El Born

Opened in 1876, El Born market was, in fact, the first large-scale cast-iron building to be erected in Barcelona. For centuries, an open-air public market was held in the neighbouring Plaça del Born. As part of the global renovation project for Barcelona’s market network that started in 1868, a new building that would house the stalls was designed in 1871 by Josep Fontserè, while the engineer Josep M. Cornet was responsible for the structure. The construction works, entrusted to the Maquinista Terrestre i Marítima began in 1874.


Initially serving as the local market for the neighbourhood of La Ribera, in 1921 it became Barcelona’s main wholesale market for fruits and vegetables. As in other large European cities, the growth in population and trade made it necessary to regulate and control the wholesale activity, which was hitherto spread between several markets and caused severe congestion in the Boqueria market. After ruling out the construction of a new building, El Born became the city’s new wholesale fruit and vegetable market.


However, in August 1971, as the first six pavilions of the Les Halles market in Paris were being pulled down, the Barcelona fruits and vegetables wholesale market was moved to a new location and El Born market was closed. In spite of spite of its iconic character as one of Barcelona’s earliest and finest examples of cast-iron and glass architecture, a development plan for the old town proposing the market’s demolition was put forward. Only the strong opposition from the emerging local residents’ associations saved the building from being teared down. Nevertheless, the old market would be left without any specific permanent use for over 40 years.


In 2002, a remarkable archaeological site was found in the market’s subsoil, revealing traces of the demarcations of streets and houses from the 18th century. They provide considerable insight into life in Barcelona before the siege of 1714, as well as into the consequences of the fall of the city.

  • 1994-2002 first interventions related to projects that were finally not carried out.
    • 1994 archeaeological surveys of the subsoil to evaluate the viability of turning the building into the central building of the Pompeu Fabra University
    • 1998-2002 archaeological excavations of the subsoil for the construction of a basement for the library and to reinforce the market’s foundations.
    • 2001-2002 excavation of the entire interior surface.

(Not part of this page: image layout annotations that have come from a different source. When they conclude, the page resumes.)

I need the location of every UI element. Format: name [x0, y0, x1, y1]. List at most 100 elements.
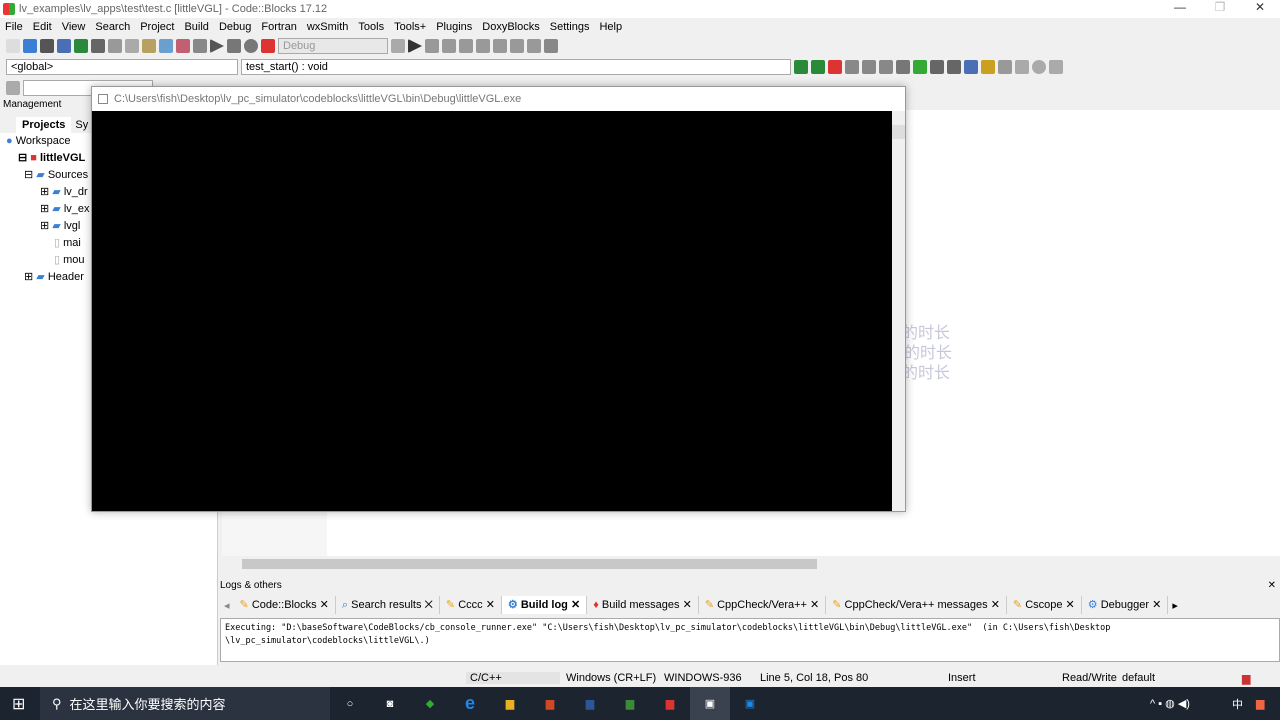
- simulator-taskbar-icon[interactable]: ▣: [730, 687, 770, 720]
- debug-windows-icon[interactable]: [544, 39, 558, 53]
- menu-tools[interactable]: Tools: [353, 21, 389, 33]
- tab-cscope[interactable]: ✎ Cscope ✕: [1007, 596, 1082, 614]
- start-windows-icon[interactable]: ⊞: [12, 694, 25, 714]
- tab-codeblocks[interactable]: ✎ Code::Blocks ✕: [234, 596, 336, 614]
- undo-icon[interactable]: [74, 39, 88, 53]
- pause-icon[interactable]: [510, 39, 524, 53]
- menu-tools-plus[interactable]: Tools+: [389, 21, 431, 33]
- horizontal-scrollbar[interactable]: [222, 556, 1280, 572]
- tray-app-icon[interactable]: ▆: [1256, 697, 1264, 710]
- menu-wxsmith[interactable]: wxSmith: [302, 21, 354, 33]
- save-icon[interactable]: [40, 39, 54, 53]
- menu-help[interactable]: Help: [594, 21, 627, 33]
- prev-bookmark-icon[interactable]: [845, 60, 859, 74]
- build-log-output[interactable]: Executing: "D:\baseSoftware\CodeBlocks/c…: [220, 618, 1280, 662]
- tab-search-results[interactable]: ⌕ Search results ✕: [336, 596, 440, 614]
- visio-icon[interactable]: ▆: [610, 687, 650, 720]
- doxy-run-icon[interactable]: [913, 60, 927, 74]
- close-button[interactable]: ✕: [1240, 0, 1280, 18]
- menu-view[interactable]: View: [57, 21, 91, 33]
- powerpoint-icon[interactable]: ▆: [530, 687, 570, 720]
- copy-icon[interactable]: [125, 39, 139, 53]
- clear-bookmarks-icon[interactable]: [879, 60, 893, 74]
- console-taskbar-icon[interactable]: ▣: [690, 687, 730, 720]
- tab-build-log[interactable]: ⚙ Build log ✕: [501, 596, 588, 614]
- menu-debug[interactable]: Debug: [214, 21, 256, 33]
- step-out-icon[interactable]: [476, 39, 490, 53]
- tab-cppcheck-messages[interactable]: ✎ CppCheck/Vera++ messages ✕: [826, 596, 1007, 614]
- paste-icon[interactable]: [142, 39, 156, 53]
- tab-cppcheck[interactable]: ✎ CppCheck/Vera++ ✕: [699, 596, 827, 614]
- build-icon[interactable]: [193, 39, 207, 53]
- abort-icon[interactable]: [261, 39, 275, 53]
- nav-forward-icon[interactable]: [1049, 60, 1063, 74]
- edge-icon[interactable]: e: [450, 687, 490, 720]
- new-file-icon[interactable]: [6, 39, 20, 53]
- tab-build-messages[interactable]: ♦ Build messages ✕: [587, 596, 699, 614]
- save-all-icon[interactable]: [57, 39, 71, 53]
- build-target-select[interactable]: Debug: [278, 38, 388, 54]
- cortana-icon[interactable]: ○: [330, 687, 370, 720]
- function-select[interactable]: test_start() : void: [241, 59, 791, 75]
- replace-icon[interactable]: [176, 39, 190, 53]
- find-icon[interactable]: [159, 39, 173, 53]
- tab-debugger[interactable]: ⚙ Debugger ✕: [1082, 596, 1169, 614]
- menu-edit[interactable]: Edit: [28, 21, 57, 33]
- codeblocks-taskbar-icon[interactable]: ▆: [650, 687, 690, 720]
- ime-indicator[interactable]: 中: [1232, 696, 1243, 712]
- taskbar-search[interactable]: ⚲ 在这里输入你要搜索的内容: [40, 687, 330, 720]
- menu-search[interactable]: Search: [90, 21, 135, 33]
- menu-file[interactable]: File: [0, 21, 28, 33]
- back-icon[interactable]: [794, 60, 808, 74]
- logs-close-icon[interactable]: ✕: [1268, 580, 1276, 591]
- tabs-scroll-right-icon[interactable]: ▸: [1168, 599, 1182, 612]
- target-options-icon[interactable]: [391, 39, 405, 53]
- html-icon[interactable]: [964, 60, 978, 74]
- menu-build[interactable]: Build: [179, 21, 213, 33]
- app-icon-green[interactable]: ◆: [410, 687, 450, 720]
- scrollbar-thumb[interactable]: [242, 559, 817, 569]
- nav-dot-icon[interactable]: [1032, 60, 1046, 74]
- next-line-icon[interactable]: [442, 39, 456, 53]
- menu-plugins[interactable]: Plugins: [431, 21, 477, 33]
- word-icon[interactable]: ▆: [570, 687, 610, 720]
- maximize-button[interactable]: ❐: [1200, 0, 1240, 18]
- console-scrollbar[interactable]: [892, 111, 905, 511]
- bookmark-icon[interactable]: [828, 60, 842, 74]
- file-explorer-icon[interactable]: ▆: [490, 687, 530, 720]
- menu-settings[interactable]: Settings: [545, 21, 595, 33]
- build-run-icon[interactable]: [227, 39, 241, 53]
- next-bookmark-icon[interactable]: [862, 60, 876, 74]
- open-icon[interactable]: [23, 39, 37, 53]
- menu-project[interactable]: Project: [135, 21, 179, 33]
- tray-icons[interactable]: ^ ▪ ◍ ◀): [1150, 697, 1190, 710]
- console-window[interactable]: C:\Users\fish\Desktop\lv_pc_simulator\co…: [91, 86, 906, 512]
- tab-cccc[interactable]: ✎ Cccc ✕: [440, 596, 502, 614]
- nav-back-icon[interactable]: [1015, 60, 1029, 74]
- run-icon[interactable]: [210, 39, 224, 53]
- menu-doxyblocks[interactable]: DoxyBlocks: [477, 21, 544, 33]
- forward-icon[interactable]: [811, 60, 825, 74]
- doxy-icon[interactable]: [896, 60, 910, 74]
- config-icon[interactable]: [998, 60, 1012, 74]
- logs-tabs: ◂ ✎ Code::Blocks ✕ ⌕ Search results ✕ ✎ …: [220, 596, 1280, 614]
- stop-debug-icon[interactable]: [527, 39, 541, 53]
- tab-symbols[interactable]: Sy: [71, 117, 92, 133]
- minimize-button[interactable]: —: [1160, 0, 1200, 18]
- camera-app-icon[interactable]: ◙: [370, 687, 410, 720]
- tabs-scroll-left-icon[interactable]: ◂: [220, 599, 234, 612]
- redo-icon[interactable]: [91, 39, 105, 53]
- run-to-cursor-icon[interactable]: [425, 39, 439, 53]
- comment-block-icon[interactable]: [930, 60, 944, 74]
- chm-icon[interactable]: [981, 60, 995, 74]
- debug-run-icon[interactable]: [408, 39, 422, 53]
- console-output[interactable]: [92, 111, 892, 511]
- step-into-icon[interactable]: [459, 39, 473, 53]
- cut-icon[interactable]: [108, 39, 122, 53]
- next-instruction-icon[interactable]: [493, 39, 507, 53]
- comment-line-icon[interactable]: [947, 60, 961, 74]
- tab-projects[interactable]: Projects: [16, 117, 72, 133]
- scope-select[interactable]: <global>: [6, 59, 238, 75]
- menu-fortran[interactable]: Fortran: [256, 21, 301, 33]
- rebuild-icon[interactable]: [244, 39, 258, 53]
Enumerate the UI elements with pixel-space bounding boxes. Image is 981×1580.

It was decided to preserve the archaeological site in its integrity, turn the building in a cultural centre open to the public, discarding the the library project.
  • 2004 Sòria and Cáceres are hired to carry out the studies to create the cultural centre at El Born.
  • 2003-2008 study and restoration of the archaeological remains, historical documentation, technical studies of the building.
  • 2005-2007 covering the archaeological remains with a provisional deck.
  • 2005-2009 construction of the annex building, where the management offices are located, together with technical elements such as the refrigeration and heating systems.
  • 2008-2009 the cleaning process of the façade begins, as new structural pathologies unknown until then appear, thus making it necessary to reorient the project. Archaeological works to reinforce the foundations with micropiles.
  • 2009-2013 renovation works and new construction works inside the market. Adaptation works in the surrounding area, musealisation of the archaeological site, facilities and internal equipment.
  • Sept. 2013 inauguration of the new cultural centre and its permanent exhibit of the 18th century archaeological remains, together with the temporary exhibits and a varied cultural programme.
  • 2016 construction of an office space inside the market.